Now, to talk about that driving experience. First off it’s worth mentioning that you’re going to notice that you’re driving a hybrid. The torque of an electric motor, even while Kia uses the same transmission that graces its gas-only model, allows for exceptionally brisk acceleration. Electric motors don’t carry the same “power curve” as their gas counterparts, which tend to produce more power at certain revolutions per minute. So when you press the accelerator and you’re in electric mode, the Optima can jerk you back into your seat pretty quickly.

There’s also the matter of feeling the gas engine kick in. Perhaps it was Kia’s choice of transmission (its full parallel system for hybrids allows it to use most of the same parts as it does in its gas-only cars) but there’s a notable “thump” to the acceleration when the gas engine enters the picture. It’s momentary and not distracting, but it’s definitely noticeable.

Once you’ve spent a couple of days with the car, however, you get used to the mild differences and it feels just the same as any other car you’ve driven. From a touch and feel point of view, Kia’s done an admirable job of making the hybrid system invisible. But that’s where the invisibility ends.

There’s a large display in the Optima hybrid’s center stack, and another between your gauges in the dash. These can be configured to display a wealth of information, and that’s where the gamification begins. With the various displays, you can choose a setup that challenges you to get the best fuel economy rating at any given time, view your historical data or take part in a measurement that shows you your eco-rating over the course of your drive time.

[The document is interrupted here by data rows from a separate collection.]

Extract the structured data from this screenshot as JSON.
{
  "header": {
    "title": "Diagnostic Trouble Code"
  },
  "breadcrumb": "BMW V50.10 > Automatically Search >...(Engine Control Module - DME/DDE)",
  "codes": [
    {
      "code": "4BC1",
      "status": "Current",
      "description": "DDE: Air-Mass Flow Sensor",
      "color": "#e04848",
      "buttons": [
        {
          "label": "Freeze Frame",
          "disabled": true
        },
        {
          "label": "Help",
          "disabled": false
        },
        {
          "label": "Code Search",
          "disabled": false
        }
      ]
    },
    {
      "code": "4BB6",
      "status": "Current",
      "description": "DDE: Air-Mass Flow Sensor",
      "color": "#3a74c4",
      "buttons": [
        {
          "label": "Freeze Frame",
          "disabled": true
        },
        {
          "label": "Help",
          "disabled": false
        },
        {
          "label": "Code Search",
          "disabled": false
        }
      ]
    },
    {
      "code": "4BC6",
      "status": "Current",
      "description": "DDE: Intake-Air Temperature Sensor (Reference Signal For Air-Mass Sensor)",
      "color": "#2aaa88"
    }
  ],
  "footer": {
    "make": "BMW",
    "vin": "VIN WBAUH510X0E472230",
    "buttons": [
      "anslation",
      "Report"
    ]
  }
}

I’ve driven cars with similar systems in the past (Toyota’s system actually takes things a step further, showing you a range for acceleration where your economy is best) but the overall feel of the ECOdynamics system in the Kia just works better for me.

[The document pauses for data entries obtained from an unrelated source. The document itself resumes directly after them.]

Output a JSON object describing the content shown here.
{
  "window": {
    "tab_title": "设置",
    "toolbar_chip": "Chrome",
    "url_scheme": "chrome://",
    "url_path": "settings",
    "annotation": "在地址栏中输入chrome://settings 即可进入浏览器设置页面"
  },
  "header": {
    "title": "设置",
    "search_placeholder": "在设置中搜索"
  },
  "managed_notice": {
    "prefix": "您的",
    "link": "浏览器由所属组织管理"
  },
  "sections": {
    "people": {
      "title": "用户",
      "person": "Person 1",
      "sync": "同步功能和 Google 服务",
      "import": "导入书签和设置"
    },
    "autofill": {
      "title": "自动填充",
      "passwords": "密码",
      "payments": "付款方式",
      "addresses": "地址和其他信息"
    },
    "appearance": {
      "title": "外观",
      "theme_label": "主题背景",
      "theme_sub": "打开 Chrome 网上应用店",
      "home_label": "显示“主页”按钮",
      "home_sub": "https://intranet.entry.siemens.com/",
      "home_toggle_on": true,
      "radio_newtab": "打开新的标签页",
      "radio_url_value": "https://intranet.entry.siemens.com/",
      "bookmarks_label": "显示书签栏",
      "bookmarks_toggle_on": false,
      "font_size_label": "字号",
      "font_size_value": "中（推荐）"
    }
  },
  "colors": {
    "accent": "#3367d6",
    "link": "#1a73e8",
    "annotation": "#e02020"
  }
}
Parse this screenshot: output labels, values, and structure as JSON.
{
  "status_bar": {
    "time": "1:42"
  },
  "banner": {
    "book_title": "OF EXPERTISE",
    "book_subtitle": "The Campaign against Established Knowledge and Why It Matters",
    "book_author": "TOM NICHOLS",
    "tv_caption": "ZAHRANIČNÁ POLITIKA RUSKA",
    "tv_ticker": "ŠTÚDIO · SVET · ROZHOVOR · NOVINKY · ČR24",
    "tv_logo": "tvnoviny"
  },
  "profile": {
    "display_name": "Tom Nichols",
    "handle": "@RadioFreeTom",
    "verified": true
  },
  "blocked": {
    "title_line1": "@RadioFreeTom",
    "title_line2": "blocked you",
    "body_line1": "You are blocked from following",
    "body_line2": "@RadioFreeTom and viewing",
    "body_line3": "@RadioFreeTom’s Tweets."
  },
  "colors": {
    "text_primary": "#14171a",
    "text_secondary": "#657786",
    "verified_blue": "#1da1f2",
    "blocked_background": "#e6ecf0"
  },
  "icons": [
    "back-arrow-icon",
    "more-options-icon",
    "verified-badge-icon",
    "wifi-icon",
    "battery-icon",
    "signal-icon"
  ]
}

Over the course of my week I took the car on several long trips, as well as quick jaunts around town. I averaged about 37 miles per gallon, which is admirable in a car this size (remember, the Optima is a large, family sedan). I found myself, pretty consistently, challenging my previous drive’s numbers and vying for a higher “eco score” by varying my driving habits. While there’s something to be said for displays taking your attention instead of the road, the ECOdynamics system worked well to provide at-a-glance information, so I don’t think I endangered anyone during my drive time.

So is gamification the sole answer to reducing our oil dependance? Not even close. But it’s a start, and it’s one that works. Combine that effect with technological advances and, for the first time, it feels like we’re on the right road.